Angular speed is the rate at which an object rotates or revolves around a point, often measured in radians per second. For our water sprinkler, which completes one full revolution every 15 seconds, we find the angular speed as follows: A full revolution is equivalent to an angle of \(2\pi\) radians. Therefore, the angular speed \(\omega\) is calculated by dividing the total radians by the time for one revolution. This gives us \(\omega = \frac{2\pi}{15}\) radians per second.

Arc Length

Arc length is the distance along the curved path of a circle between two points. To determine it, we use the formula \(L = r \cdot \theta\). In this exercise, our water sprinkler sprays water up to a distance of 5 meters, making \(r = 5\) meters. When the sprinkler rotates through an angle of \(\frac{5\pi}{3}\), the arc length is calculated as follows: \(L = 5 \cdot \frac{5\pi}{3} = \frac{25\pi}{3} \) meters, which is approximately 26.18 meters. This tells us how far the water sprays along the path.

Area of Sector

The area of a sector is the region enclosed by two radii and the arc they form.
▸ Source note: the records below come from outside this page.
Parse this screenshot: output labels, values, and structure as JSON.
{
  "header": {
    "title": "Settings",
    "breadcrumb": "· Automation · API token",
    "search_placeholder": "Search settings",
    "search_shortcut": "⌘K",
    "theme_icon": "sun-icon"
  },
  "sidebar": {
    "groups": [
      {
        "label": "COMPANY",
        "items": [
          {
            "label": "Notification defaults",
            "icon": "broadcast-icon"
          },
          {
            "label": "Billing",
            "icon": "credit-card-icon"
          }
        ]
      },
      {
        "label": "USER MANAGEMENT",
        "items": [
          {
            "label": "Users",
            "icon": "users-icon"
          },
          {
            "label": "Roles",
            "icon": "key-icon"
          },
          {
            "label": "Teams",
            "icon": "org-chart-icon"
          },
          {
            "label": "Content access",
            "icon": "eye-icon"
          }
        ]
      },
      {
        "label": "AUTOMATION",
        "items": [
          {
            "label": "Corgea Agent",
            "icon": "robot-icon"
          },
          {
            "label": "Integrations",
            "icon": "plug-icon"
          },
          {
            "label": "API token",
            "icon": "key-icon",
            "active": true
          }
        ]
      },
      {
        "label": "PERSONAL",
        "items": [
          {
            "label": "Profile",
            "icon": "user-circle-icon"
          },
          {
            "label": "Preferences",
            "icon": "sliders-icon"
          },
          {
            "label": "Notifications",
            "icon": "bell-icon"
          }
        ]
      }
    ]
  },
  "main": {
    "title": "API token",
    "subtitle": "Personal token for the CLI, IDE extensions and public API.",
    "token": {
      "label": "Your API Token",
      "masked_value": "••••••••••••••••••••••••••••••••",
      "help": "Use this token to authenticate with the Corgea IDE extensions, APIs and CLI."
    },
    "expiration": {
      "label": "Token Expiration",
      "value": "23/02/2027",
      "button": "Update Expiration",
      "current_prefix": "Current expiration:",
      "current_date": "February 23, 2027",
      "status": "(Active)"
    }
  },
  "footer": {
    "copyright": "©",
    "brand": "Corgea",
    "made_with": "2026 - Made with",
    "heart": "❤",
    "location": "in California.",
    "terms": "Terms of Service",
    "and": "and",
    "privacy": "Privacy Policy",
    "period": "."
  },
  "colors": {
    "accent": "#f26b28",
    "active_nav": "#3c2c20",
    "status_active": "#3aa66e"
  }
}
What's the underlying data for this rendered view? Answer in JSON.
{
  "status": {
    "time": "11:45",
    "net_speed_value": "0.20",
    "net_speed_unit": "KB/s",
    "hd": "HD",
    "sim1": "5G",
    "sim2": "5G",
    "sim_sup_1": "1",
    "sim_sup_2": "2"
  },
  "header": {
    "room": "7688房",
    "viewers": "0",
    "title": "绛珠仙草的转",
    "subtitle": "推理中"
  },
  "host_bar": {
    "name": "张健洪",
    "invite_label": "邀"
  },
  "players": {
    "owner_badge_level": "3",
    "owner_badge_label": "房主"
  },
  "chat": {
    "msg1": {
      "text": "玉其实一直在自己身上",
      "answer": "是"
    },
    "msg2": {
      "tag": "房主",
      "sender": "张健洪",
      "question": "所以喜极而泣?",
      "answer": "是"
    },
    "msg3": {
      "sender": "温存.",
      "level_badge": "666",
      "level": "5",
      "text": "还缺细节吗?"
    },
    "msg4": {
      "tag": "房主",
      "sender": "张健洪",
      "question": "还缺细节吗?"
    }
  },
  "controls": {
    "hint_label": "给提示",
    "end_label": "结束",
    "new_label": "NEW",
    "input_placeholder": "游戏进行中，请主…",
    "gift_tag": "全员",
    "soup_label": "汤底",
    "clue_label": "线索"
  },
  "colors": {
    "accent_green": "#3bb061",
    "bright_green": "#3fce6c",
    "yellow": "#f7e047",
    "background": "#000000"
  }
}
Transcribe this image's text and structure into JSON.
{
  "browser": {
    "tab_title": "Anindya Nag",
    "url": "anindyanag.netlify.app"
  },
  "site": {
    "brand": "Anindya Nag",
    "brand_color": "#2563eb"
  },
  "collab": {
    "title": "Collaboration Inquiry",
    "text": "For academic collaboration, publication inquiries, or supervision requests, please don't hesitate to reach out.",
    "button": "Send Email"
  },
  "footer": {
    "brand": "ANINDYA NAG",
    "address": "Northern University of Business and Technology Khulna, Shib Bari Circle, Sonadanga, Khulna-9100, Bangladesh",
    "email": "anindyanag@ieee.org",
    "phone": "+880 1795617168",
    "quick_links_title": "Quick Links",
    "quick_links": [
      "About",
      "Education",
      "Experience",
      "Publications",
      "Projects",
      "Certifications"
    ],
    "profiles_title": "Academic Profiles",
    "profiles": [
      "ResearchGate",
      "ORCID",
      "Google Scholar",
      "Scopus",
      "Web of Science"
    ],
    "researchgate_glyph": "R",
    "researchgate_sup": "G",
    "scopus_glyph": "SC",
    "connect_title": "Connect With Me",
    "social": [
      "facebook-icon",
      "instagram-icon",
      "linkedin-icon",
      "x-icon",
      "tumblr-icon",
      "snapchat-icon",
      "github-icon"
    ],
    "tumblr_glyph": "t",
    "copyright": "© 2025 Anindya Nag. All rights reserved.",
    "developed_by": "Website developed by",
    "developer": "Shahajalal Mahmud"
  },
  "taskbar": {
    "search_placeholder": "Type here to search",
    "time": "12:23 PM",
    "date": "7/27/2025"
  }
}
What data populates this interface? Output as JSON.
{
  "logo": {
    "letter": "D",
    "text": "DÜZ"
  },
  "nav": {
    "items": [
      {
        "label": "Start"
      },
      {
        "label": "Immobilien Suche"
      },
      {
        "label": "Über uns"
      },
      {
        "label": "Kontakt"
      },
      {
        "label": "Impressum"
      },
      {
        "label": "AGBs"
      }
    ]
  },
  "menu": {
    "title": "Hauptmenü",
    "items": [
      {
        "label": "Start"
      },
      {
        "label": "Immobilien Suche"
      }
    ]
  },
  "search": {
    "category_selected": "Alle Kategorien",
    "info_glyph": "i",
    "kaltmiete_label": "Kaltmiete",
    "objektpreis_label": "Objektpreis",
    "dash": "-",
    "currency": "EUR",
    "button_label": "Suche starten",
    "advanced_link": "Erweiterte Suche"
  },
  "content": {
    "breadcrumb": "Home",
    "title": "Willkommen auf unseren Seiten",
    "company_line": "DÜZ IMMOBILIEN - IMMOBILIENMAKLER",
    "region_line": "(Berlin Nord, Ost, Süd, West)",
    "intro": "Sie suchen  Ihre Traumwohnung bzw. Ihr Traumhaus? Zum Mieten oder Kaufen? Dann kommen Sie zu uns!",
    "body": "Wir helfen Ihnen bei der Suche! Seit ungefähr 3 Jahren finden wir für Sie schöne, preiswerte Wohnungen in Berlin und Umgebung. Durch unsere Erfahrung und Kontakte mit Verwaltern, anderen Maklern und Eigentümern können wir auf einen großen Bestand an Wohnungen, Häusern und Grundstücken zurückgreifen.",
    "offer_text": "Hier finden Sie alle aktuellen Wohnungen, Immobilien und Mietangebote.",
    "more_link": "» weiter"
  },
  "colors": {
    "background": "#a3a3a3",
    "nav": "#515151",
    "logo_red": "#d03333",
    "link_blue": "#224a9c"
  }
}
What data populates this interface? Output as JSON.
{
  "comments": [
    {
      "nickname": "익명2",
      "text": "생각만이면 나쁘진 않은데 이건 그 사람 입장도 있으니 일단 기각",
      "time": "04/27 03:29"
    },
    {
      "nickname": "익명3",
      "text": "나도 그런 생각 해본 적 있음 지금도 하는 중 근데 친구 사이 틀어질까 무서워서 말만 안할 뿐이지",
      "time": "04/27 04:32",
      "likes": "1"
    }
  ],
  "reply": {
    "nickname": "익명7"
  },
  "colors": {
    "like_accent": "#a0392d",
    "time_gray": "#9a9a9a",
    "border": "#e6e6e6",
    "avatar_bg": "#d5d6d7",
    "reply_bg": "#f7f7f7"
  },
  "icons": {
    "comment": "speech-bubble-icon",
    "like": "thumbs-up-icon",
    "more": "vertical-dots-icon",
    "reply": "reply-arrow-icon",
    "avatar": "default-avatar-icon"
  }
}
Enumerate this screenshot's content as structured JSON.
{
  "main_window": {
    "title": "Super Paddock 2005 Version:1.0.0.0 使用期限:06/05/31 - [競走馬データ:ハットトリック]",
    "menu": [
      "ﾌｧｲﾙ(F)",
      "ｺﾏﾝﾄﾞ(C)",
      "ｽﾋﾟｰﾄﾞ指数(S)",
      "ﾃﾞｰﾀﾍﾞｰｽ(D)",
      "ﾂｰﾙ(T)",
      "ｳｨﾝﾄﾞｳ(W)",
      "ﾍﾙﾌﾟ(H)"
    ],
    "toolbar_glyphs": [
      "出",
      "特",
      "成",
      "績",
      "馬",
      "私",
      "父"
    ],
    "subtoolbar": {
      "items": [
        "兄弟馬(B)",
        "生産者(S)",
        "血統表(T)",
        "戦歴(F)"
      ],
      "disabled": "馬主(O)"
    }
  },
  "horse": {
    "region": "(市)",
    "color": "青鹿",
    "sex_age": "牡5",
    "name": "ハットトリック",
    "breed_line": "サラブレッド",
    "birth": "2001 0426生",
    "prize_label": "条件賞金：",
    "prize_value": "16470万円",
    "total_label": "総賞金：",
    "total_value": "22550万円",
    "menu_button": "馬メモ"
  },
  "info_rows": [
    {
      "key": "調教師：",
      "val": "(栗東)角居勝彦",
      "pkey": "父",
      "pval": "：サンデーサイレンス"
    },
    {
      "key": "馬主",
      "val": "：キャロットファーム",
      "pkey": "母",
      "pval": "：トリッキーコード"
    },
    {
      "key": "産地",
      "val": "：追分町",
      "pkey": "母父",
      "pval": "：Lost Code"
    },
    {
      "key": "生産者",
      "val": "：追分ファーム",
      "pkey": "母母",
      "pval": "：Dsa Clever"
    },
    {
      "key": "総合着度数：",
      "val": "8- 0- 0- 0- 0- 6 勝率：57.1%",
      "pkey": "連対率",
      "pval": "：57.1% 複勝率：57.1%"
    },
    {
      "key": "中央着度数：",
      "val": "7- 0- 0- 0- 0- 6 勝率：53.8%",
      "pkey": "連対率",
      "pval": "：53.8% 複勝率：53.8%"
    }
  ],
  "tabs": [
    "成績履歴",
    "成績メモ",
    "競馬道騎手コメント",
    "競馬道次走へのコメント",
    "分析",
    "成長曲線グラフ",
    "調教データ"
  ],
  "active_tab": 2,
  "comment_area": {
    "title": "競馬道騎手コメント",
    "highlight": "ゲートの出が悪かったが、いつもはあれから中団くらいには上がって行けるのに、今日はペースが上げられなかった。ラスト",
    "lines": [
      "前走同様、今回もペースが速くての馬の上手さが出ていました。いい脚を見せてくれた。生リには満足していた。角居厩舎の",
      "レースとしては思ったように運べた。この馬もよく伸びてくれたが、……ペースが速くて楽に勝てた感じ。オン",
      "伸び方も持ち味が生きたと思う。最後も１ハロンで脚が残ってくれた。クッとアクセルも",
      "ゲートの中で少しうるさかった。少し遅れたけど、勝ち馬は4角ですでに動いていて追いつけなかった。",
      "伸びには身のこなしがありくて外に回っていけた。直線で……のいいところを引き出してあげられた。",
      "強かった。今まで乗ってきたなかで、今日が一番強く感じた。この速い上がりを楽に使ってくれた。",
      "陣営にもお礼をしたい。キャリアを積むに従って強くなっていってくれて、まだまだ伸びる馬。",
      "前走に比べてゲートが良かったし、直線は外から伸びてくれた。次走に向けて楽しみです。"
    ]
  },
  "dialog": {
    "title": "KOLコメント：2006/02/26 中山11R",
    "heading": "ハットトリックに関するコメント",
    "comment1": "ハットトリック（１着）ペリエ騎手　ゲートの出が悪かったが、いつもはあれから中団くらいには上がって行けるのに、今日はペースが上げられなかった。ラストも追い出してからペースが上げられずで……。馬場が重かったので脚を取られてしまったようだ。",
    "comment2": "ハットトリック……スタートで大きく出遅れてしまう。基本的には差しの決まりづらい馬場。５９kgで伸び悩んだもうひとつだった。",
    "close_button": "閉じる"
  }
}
To find it, we use the formula \(A = \frac{1}{2} r^2 \theta\). Here, the radius \(r = 5\) meters and the angle \(\theta = \frac{5\pi}{3}\). The calculation is: \(A = \frac{1}{2} \cdot 5^2 \cdot \frac{5\pi}{3} = \frac{125\pi}{6}\) square meters, which is approximately 65.45 square meters. This tells us the area watered by the sprinkler.

Radian Measure

Radians are a way of measuring angles based on the radius of a circle. One complete revolution (360 degrees) is equivalent to \(2\pi\) radians. This measure simplifies many calculations in trigonometry and calculus. For instance, when determining the angle rotated in 2 minutes by the sprinkler, we first convert 2 minutes to seconds (120 seconds). Using the angular speed from earlier (\(\omega = \frac{2\pi}{15}\) radians per second), we find the angle \(\theta = \frac{2\pi}{15} \times 120 = 16\pi\) radians, which is equivalent to 2880 degrees. This shows the sprinkler's rotation over the given time span.